Sorry Scott for late reply,

Please find my reply in-lined


On 8/21/2014 4:51 AM, Scott Wood wrote:
On Wed, 2014-08-20 at 09:05 +0530, Prabhakar Kushwaha wrote:
On 8/20/2014 5:38 AM, Scott Wood wrote:
On Fri, 2014-08-15 at 16:07 -0500, Aaron Sierra wrote:
Freescale's QorIQ T Series processors support 8 IFC chip selects
within a memory map backward compatible with previous P Series
processors which supported only 4 chip selects.

Signed-off-by: Aaron Sierra <asie...@xes-inc.com>
---
   include/linux/fsl_ifc.h | 10 +++++-----
   1 file changed, 5 insertions(+), 5 deletions(-)

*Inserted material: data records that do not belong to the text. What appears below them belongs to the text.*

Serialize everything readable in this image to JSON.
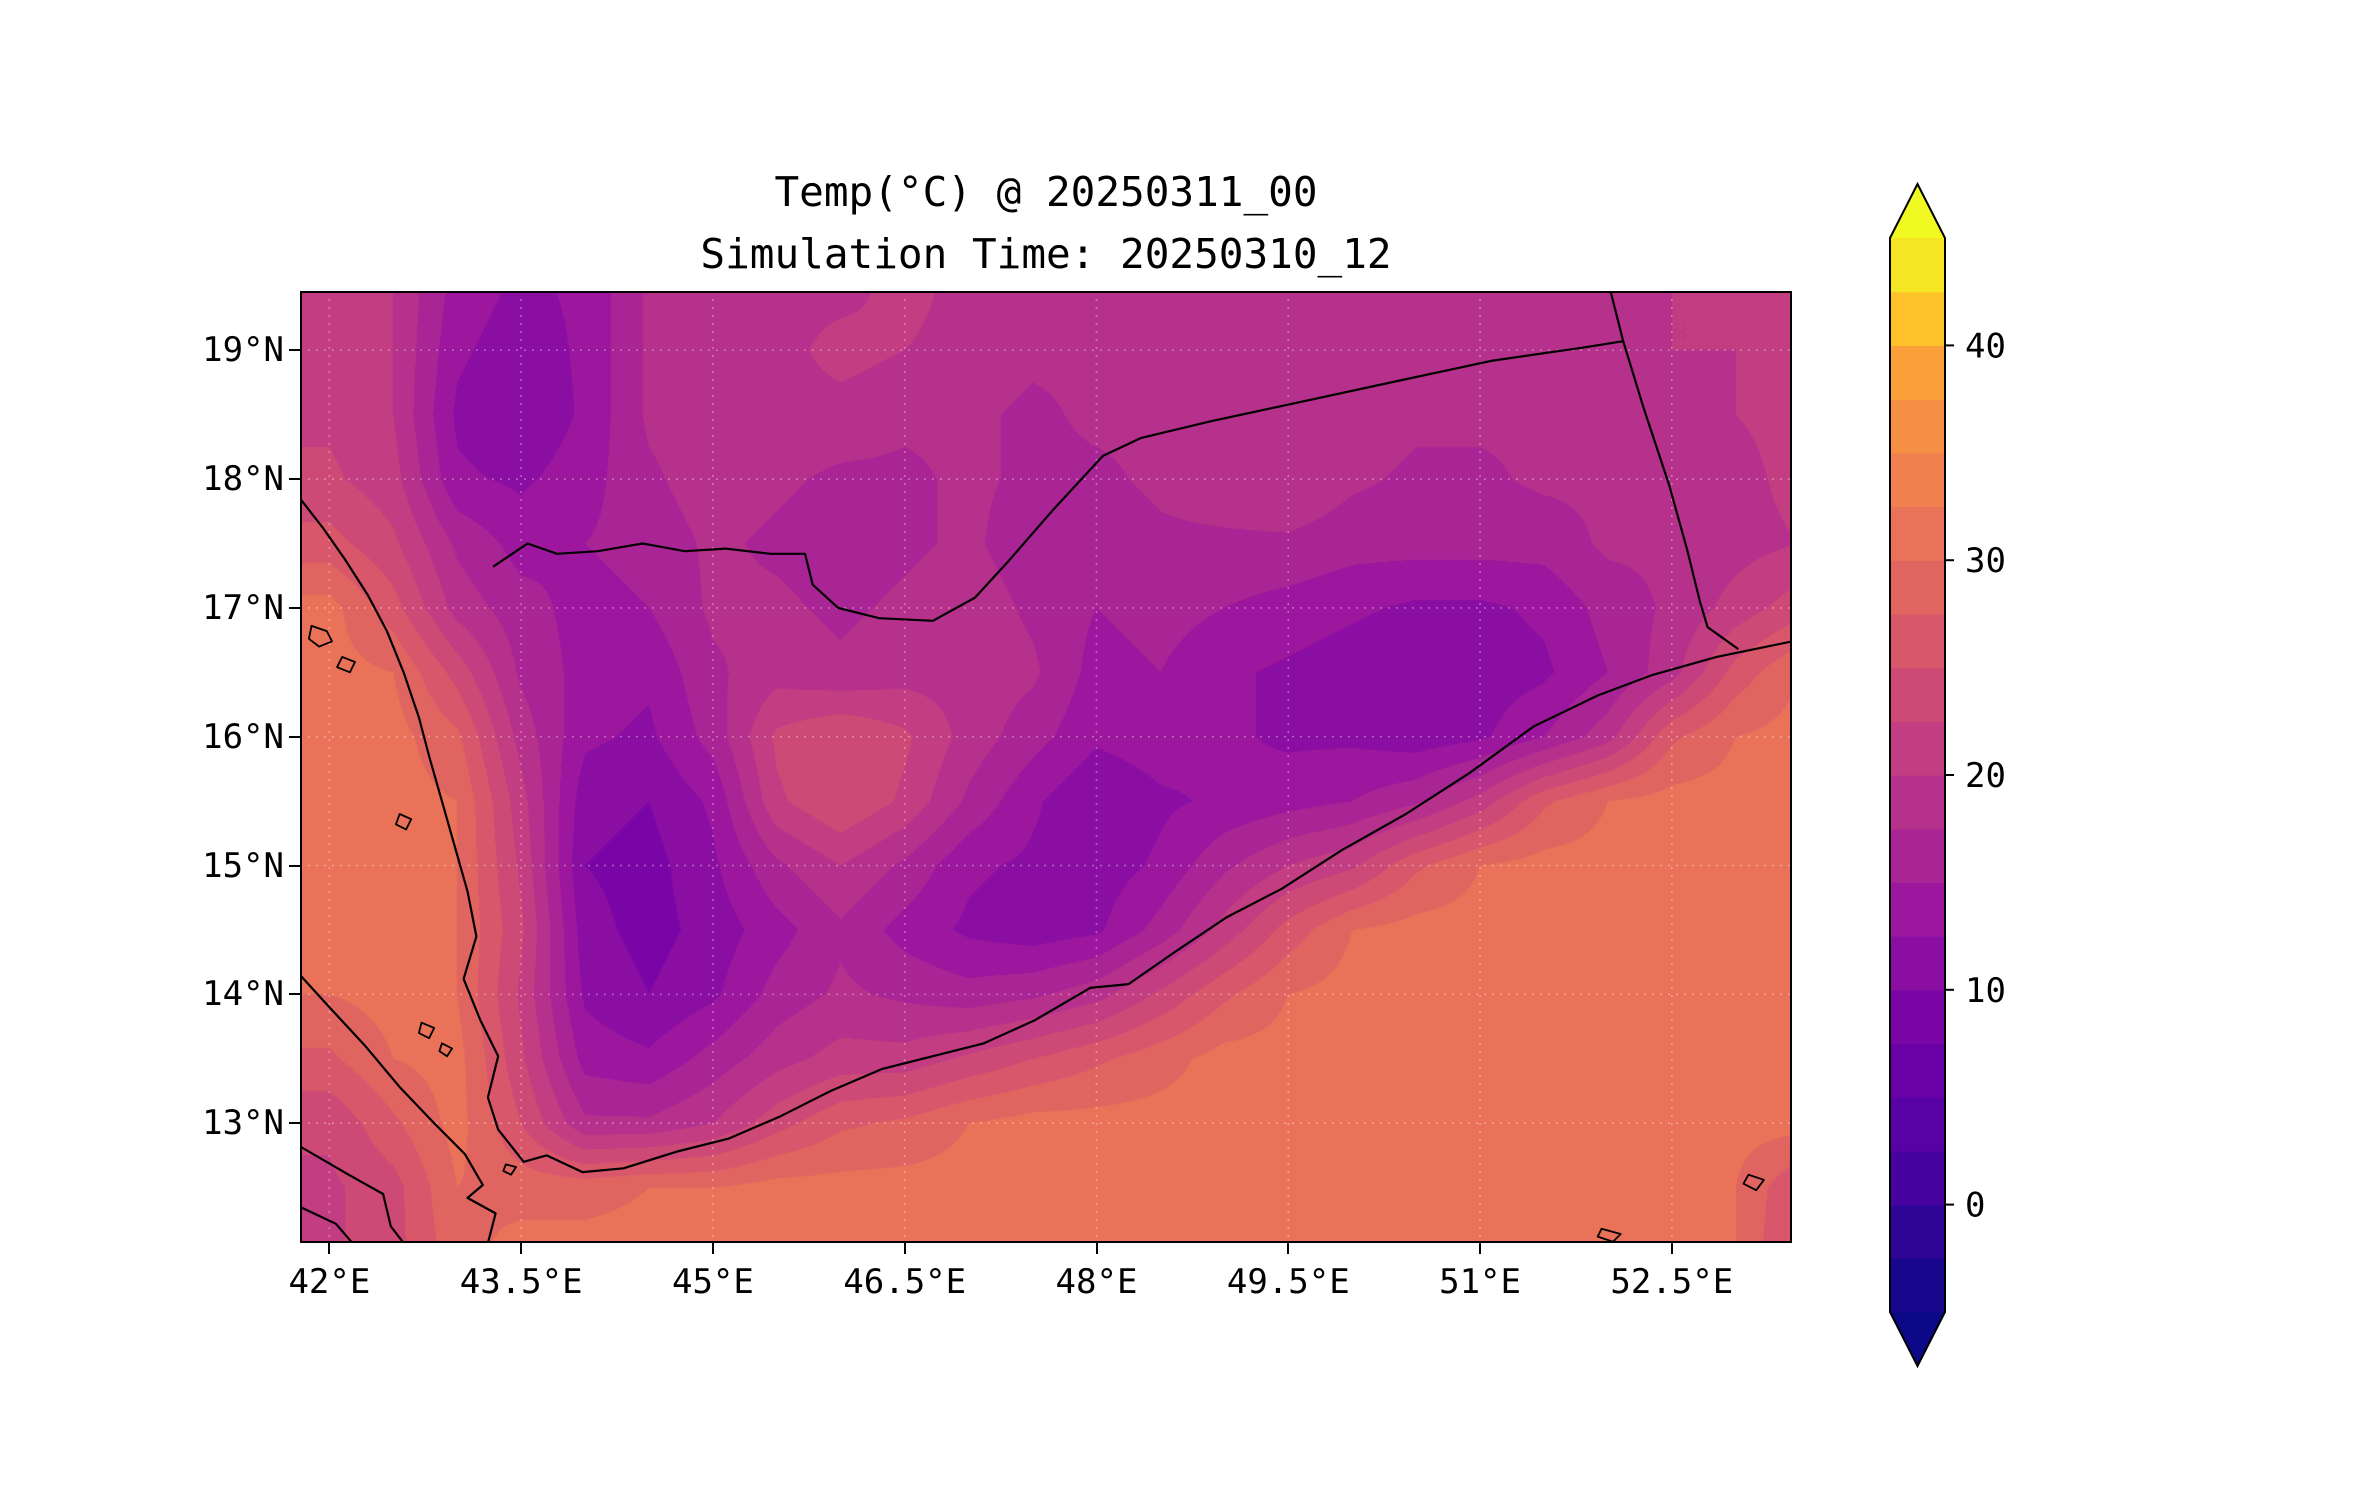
{
  "title": {
    "line1": "Temp(°C) @ 20250311_00",
    "line2": "Simulation Time: 20250310_12"
  },
  "chart_data": {
    "type": "heatmap",
    "title": "Temp(°C) @ 20250311_00",
    "subtitle": "Simulation Time: 20250310_12",
    "variable": "Temperature (°C)",
    "extent": {
      "lon_min": 41.77,
      "lon_max": 53.44,
      "lat_min": 12.07,
      "lat_max": 19.46
    },
    "x_ticks": [
      {
        "value": 42.0,
        "label": "42°E"
      },
      {
        "value": 43.5,
        "label": "43.5°E"
      },
      {
        "value": 45.0,
        "label": "45°E"
      },
      {
        "value": 46.5,
        "label": "46.5°E"
      },
      {
        "value": 48.0,
        "label": "48°E"
      },
      {
        "value": 49.5,
        "label": "49.5°E"
      },
      {
        "value": 51.0,
        "label": "51°E"
      },
      {
        "value": 52.5,
        "label": "52.5°E"
      }
    ],
    "y_ticks": [
      {
        "value": 19,
        "label": "19°N"
      },
      {
        "value": 18,
        "label": "18°N"
      },
      {
        "value": 17,
        "label": "17°N"
      },
      {
        "value": 16,
        "label": "16°N"
      },
      {
        "value": 15,
        "label": "15°N"
      },
      {
        "value": 14,
        "label": "14°N"
      },
      {
        "value": 13,
        "label": "13°N"
      }
    ],
    "colorbar": {
      "colormap": "plasma",
      "vmin": -5,
      "vmax": 45,
      "level_step": 2.5,
      "extend": "both",
      "under_color": "#0d0887",
      "over_color": "#f0f921",
      "ticks": [
        {
          "value": 40,
          "label": "40"
        },
        {
          "value": 30,
          "label": "30"
        },
        {
          "value": 20,
          "label": "20"
        },
        {
          "value": 10,
          "label": "10"
        },
        {
          "value": 0,
          "label": "0"
        }
      ],
      "plasma_stops": [
        [
          0.0,
          13,
          8,
          135
        ],
        [
          0.125,
          70,
          3,
          159
        ],
        [
          0.25,
          114,
          1,
          168
        ],
        [
          0.375,
          156,
          23,
          158
        ],
        [
          0.5,
          189,
          55,
          134
        ],
        [
          0.625,
          216,
          87,
          107
        ],
        [
          0.75,
          237,
          121,
          83
        ],
        [
          0.875,
          251,
          159,
          58
        ],
        [
          0.9375,
          253,
          202,
          38
        ],
        [
          1.0,
          240,
          249,
          33
        ]
      ]
    },
    "grid": {
      "lons": [
        42,
        42.5,
        43,
        43.5,
        44,
        44.5,
        45,
        45.5,
        46,
        46.5,
        47,
        47.5,
        48,
        48.5,
        49,
        49.5,
        50,
        50.5,
        51,
        51.5,
        52,
        52.5,
        53,
        53.5
      ],
      "lats": [
        19.5,
        19,
        18.5,
        18,
        17.5,
        17,
        16.5,
        16,
        15.5,
        15,
        14.5,
        14,
        13.5,
        13,
        12.5,
        12
      ],
      "values": [
        [
          21,
          20,
          14,
          12,
          13,
          18,
          19,
          19,
          19,
          21,
          19,
          18,
          19,
          19,
          19,
          20,
          19,
          19,
          19,
          19,
          20,
          20,
          20,
          22
        ],
        [
          21,
          20,
          13,
          11,
          13,
          18,
          19,
          19,
          21,
          20,
          19,
          18,
          18,
          19,
          19,
          20,
          18,
          19,
          18,
          19,
          19,
          20,
          20,
          22
        ],
        [
          22,
          20,
          12,
          10,
          13,
          18,
          19,
          19,
          19,
          18,
          18,
          17,
          18,
          18,
          20,
          20,
          19,
          18,
          18,
          18,
          19,
          19,
          20,
          21
        ],
        [
          23,
          21,
          13,
          12,
          14,
          17,
          19,
          18,
          17,
          17,
          18,
          17,
          17,
          18,
          19,
          20,
          18,
          17,
          17,
          18,
          18,
          19,
          19,
          21
        ],
        [
          26,
          23,
          17,
          14,
          15,
          16,
          18,
          17,
          16,
          17,
          18,
          16,
          16,
          17,
          17,
          17,
          16,
          16,
          16,
          16,
          18,
          18,
          19,
          20
        ],
        [
          31,
          26,
          19,
          16,
          14,
          15,
          18,
          18,
          17,
          18,
          19,
          17,
          15,
          16,
          15,
          14,
          13,
          12,
          12,
          13,
          16,
          18,
          21,
          24
        ],
        [
          31,
          30,
          24,
          17,
          14,
          13,
          17,
          19,
          18,
          19,
          19,
          18,
          14,
          15,
          13,
          12,
          11,
          10,
          11,
          12,
          15,
          19,
          26,
          30
        ],
        [
          31,
          31,
          28,
          19,
          13,
          12,
          16,
          23,
          25,
          23,
          19,
          16,
          13,
          14,
          13,
          12,
          12,
          11,
          12,
          15,
          19,
          27,
          30,
          31
        ],
        [
          31,
          31,
          30,
          21,
          11,
          10,
          13,
          22,
          25,
          22,
          17,
          13,
          10,
          12,
          13,
          14,
          15,
          17,
          21,
          27,
          30,
          31,
          31,
          31
        ],
        [
          31,
          31,
          30,
          22,
          10,
          9,
          12,
          17,
          20,
          17,
          13,
          12,
          11,
          13,
          17,
          20,
          22,
          27,
          30,
          31,
          31,
          31,
          31,
          31
        ],
        [
          31,
          31,
          30,
          23,
          11,
          9,
          11,
          14,
          17,
          14,
          12,
          11,
          12,
          16,
          21,
          26,
          30,
          31,
          31,
          31,
          31,
          31,
          31,
          31
        ],
        [
          30,
          31,
          30,
          22,
          12,
          10,
          12,
          16,
          18,
          17,
          16,
          17,
          19,
          23,
          27,
          30,
          31,
          31,
          31,
          31,
          31,
          31,
          31,
          31
        ],
        [
          27,
          30,
          31,
          23,
          14,
          13,
          16,
          19,
          21,
          21,
          23,
          25,
          27,
          29,
          31,
          31,
          31,
          31,
          31,
          31,
          31,
          31,
          31,
          31
        ],
        [
          23,
          27,
          31,
          25,
          18,
          18,
          20,
          24,
          27,
          28,
          30,
          31,
          31,
          31,
          31,
          31,
          31,
          31,
          31,
          31,
          31,
          31,
          31,
          31
        ],
        [
          22,
          24,
          30,
          29,
          29,
          30,
          30,
          31,
          31,
          31,
          31,
          31,
          31,
          31,
          31,
          31,
          31,
          31,
          31,
          31,
          31,
          31,
          30,
          25
        ],
        [
          22,
          24,
          29,
          31,
          31,
          31,
          31,
          31,
          31,
          31,
          31,
          31,
          31,
          31,
          31,
          31,
          31,
          31,
          31,
          31,
          31,
          31,
          30,
          24
        ]
      ]
    },
    "borders": [
      {
        "name": "arabia-red-sea-and-aden-coast",
        "points": [
          [
            41.77,
            17.85
          ],
          [
            41.95,
            17.62
          ],
          [
            42.12,
            17.38
          ],
          [
            42.3,
            17.1
          ],
          [
            42.45,
            16.82
          ],
          [
            42.58,
            16.5
          ],
          [
            42.7,
            16.15
          ],
          [
            42.78,
            15.85
          ],
          [
            42.88,
            15.5
          ],
          [
            42.98,
            15.15
          ],
          [
            43.08,
            14.8
          ],
          [
            43.15,
            14.45
          ],
          [
            43.05,
            14.12
          ],
          [
            43.18,
            13.8
          ],
          [
            43.32,
            13.52
          ],
          [
            43.24,
            13.2
          ],
          [
            43.32,
            12.95
          ],
          [
            43.52,
            12.7
          ],
          [
            43.7,
            12.75
          ],
          [
            43.98,
            12.62
          ],
          [
            44.3,
            12.65
          ],
          [
            44.72,
            12.78
          ],
          [
            45.12,
            12.88
          ],
          [
            45.52,
            13.05
          ],
          [
            45.92,
            13.25
          ],
          [
            46.32,
            13.42
          ],
          [
            46.72,
            13.52
          ],
          [
            47.12,
            13.62
          ],
          [
            47.52,
            13.8
          ],
          [
            47.95,
            14.05
          ],
          [
            48.25,
            14.08
          ],
          [
            48.6,
            14.32
          ],
          [
            49.02,
            14.6
          ],
          [
            49.45,
            14.82
          ],
          [
            49.92,
            15.12
          ],
          [
            50.42,
            15.4
          ],
          [
            50.92,
            15.72
          ],
          [
            51.42,
            16.08
          ],
          [
            51.92,
            16.32
          ],
          [
            52.35,
            16.48
          ],
          [
            52.85,
            16.62
          ],
          [
            53.44,
            16.74
          ]
        ]
      },
      {
        "name": "saudi-yemen-border",
        "points": [
          [
            43.28,
            17.32
          ],
          [
            43.55,
            17.5
          ],
          [
            43.78,
            17.42
          ],
          [
            44.1,
            17.44
          ],
          [
            44.45,
            17.5
          ],
          [
            44.78,
            17.44
          ],
          [
            45.1,
            17.46
          ],
          [
            45.45,
            17.42
          ],
          [
            45.72,
            17.42
          ],
          [
            45.78,
            17.18
          ],
          [
            45.98,
            17.0
          ],
          [
            46.3,
            16.92
          ],
          [
            46.72,
            16.9
          ],
          [
            47.05,
            17.08
          ],
          [
            47.3,
            17.35
          ],
          [
            47.65,
            17.75
          ],
          [
            48.05,
            18.18
          ],
          [
            48.35,
            18.32
          ],
          [
            48.9,
            18.45
          ],
          [
            49.6,
            18.6
          ],
          [
            50.3,
            18.75
          ],
          [
            51.1,
            18.92
          ],
          [
            51.8,
            19.02
          ],
          [
            52.12,
            19.07
          ]
        ]
      },
      {
        "name": "yemen-oman-border",
        "points": [
          [
            52.12,
            19.07
          ],
          [
            52.28,
            18.55
          ],
          [
            52.48,
            17.95
          ],
          [
            52.62,
            17.45
          ],
          [
            52.72,
            17.05
          ],
          [
            52.78,
            16.85
          ],
          [
            53.02,
            16.68
          ]
        ]
      },
      {
        "name": "saudi-oman-border",
        "points": [
          [
            52.12,
            19.07
          ],
          [
            52.02,
            19.46
          ]
        ]
      },
      {
        "name": "africa-red-sea-coast",
        "points": [
          [
            41.77,
            14.15
          ],
          [
            42.0,
            13.9
          ],
          [
            42.28,
            13.6
          ],
          [
            42.55,
            13.28
          ],
          [
            42.82,
            13.0
          ],
          [
            43.06,
            12.76
          ],
          [
            43.2,
            12.52
          ],
          [
            43.08,
            12.42
          ],
          [
            43.3,
            12.3
          ],
          [
            43.24,
            12.07
          ]
        ]
      },
      {
        "name": "africa-border",
        "points": [
          [
            41.77,
            12.82
          ],
          [
            42.15,
            12.6
          ],
          [
            42.42,
            12.45
          ],
          [
            42.48,
            12.2
          ],
          [
            42.58,
            12.07
          ]
        ]
      },
      {
        "name": "africa-border-2",
        "points": [
          [
            41.77,
            12.35
          ],
          [
            42.05,
            12.22
          ],
          [
            42.18,
            12.07
          ]
        ]
      }
    ],
    "islands": [
      {
        "name": "farasan-island",
        "points": [
          [
            41.86,
            16.86
          ],
          [
            41.98,
            16.82
          ],
          [
            42.02,
            16.74
          ],
          [
            41.92,
            16.7
          ],
          [
            41.84,
            16.76
          ]
        ]
      },
      {
        "name": "farasan-island-2",
        "points": [
          [
            42.1,
            16.62
          ],
          [
            42.2,
            16.58
          ],
          [
            42.16,
            16.5
          ],
          [
            42.06,
            16.54
          ]
        ]
      },
      {
        "name": "kamaran-island",
        "points": [
          [
            42.55,
            15.4
          ],
          [
            42.64,
            15.36
          ],
          [
            42.6,
            15.28
          ],
          [
            42.52,
            15.32
          ]
        ]
      },
      {
        "name": "hanish-island",
        "points": [
          [
            42.72,
            13.78
          ],
          [
            42.82,
            13.74
          ],
          [
            42.78,
            13.66
          ],
          [
            42.7,
            13.7
          ]
        ]
      },
      {
        "name": "hanish-island-2",
        "points": [
          [
            42.88,
            13.62
          ],
          [
            42.96,
            13.58
          ],
          [
            42.92,
            13.52
          ],
          [
            42.86,
            13.56
          ]
        ]
      },
      {
        "name": "perim-island",
        "points": [
          [
            43.38,
            12.68
          ],
          [
            43.46,
            12.66
          ],
          [
            43.42,
            12.6
          ],
          [
            43.36,
            12.63
          ]
        ]
      },
      {
        "name": "island-se-1",
        "points": [
          [
            51.95,
            12.18
          ],
          [
            52.1,
            12.14
          ],
          [
            52.04,
            12.08
          ],
          [
            51.92,
            12.12
          ]
        ]
      },
      {
        "name": "island-se-2",
        "points": [
          [
            53.1,
            12.6
          ],
          [
            53.22,
            12.56
          ],
          [
            53.16,
            12.48
          ],
          [
            53.06,
            12.53
          ]
        ]
      }
    ],
    "layout_hints": {
      "grid_on": true,
      "gridline_color": "rgba(255,255,255,0.35)",
      "border_line_color": "#000000",
      "background": "#ffffff"
    }
  }
}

diff --git a/include/linux/fsl_ifc.h b/include/linux/fsl_ifc.h
index 84d60cb..62762ff 100644
--- a/include/linux/fsl_ifc.h
+++ b/include/linux/fsl_ifc.h
@@ -29,7 +29,7 @@
   #include <linux/of_platform.h>
   #include <linux/interrupt.h>
-#define FSL_IFC_BANK_COUNT 4
+#define FSL_IFC_BANK_COUNT 8
First please modify fsl_ifc_nand.c to limit itself to the number of
banks it dynamically determines are present based on the IFC version.


Number of available bank/chip select are defined by SoC and it is
independent of SoC.
Do you mean defined by the SoC and independent of the IFC version?

IFC v 1.0.0 supports 4 Chip Select.
IFC v 1.1.0 onwards, IFC supports 8 chip select.

But SoC finally defines number of chip select coming out of SoC. Like LS1021A with IFC ver 1.4.0 have only 7 Chip Select.

It should be fix in following way

Option 1:
u-boot:  fix device tree with number of available chip select. It may
require IFC binding change
Linux: Read device tree and determine the Chip Selects
If we do this then it will need to be an optional property that defaults
to the current assumption being made (4).

Yes, I agree with you.

In the future we really ought to check whether there are integration
parameters when coming up with the initial binding for a hardware
block...

True.


Option 2:
Make it static because any way IFC NAND driver polls to
FSL_IFC_BANK_COUNT to know NAND flash chip select. This patch is doing same.
I don't understand what you're saying here.  The driver does not know at
compile time how many there are.  What this patch does is assume it's OK
to access non-existent registers in the rare case that there's no match
in the registers that exist.

in case of P1010, If we run loop for 8 times,
we are accessing reserved memory, that's why it may work. In Ideal scenario, we should not access the reserved memory.


Aaron tested this on P1010 and it seemed to work, though I'm not
generally fond of relying on such things.

yes, I agree.

 If I conclude  ==>   We should go with option 1.  Am I correct?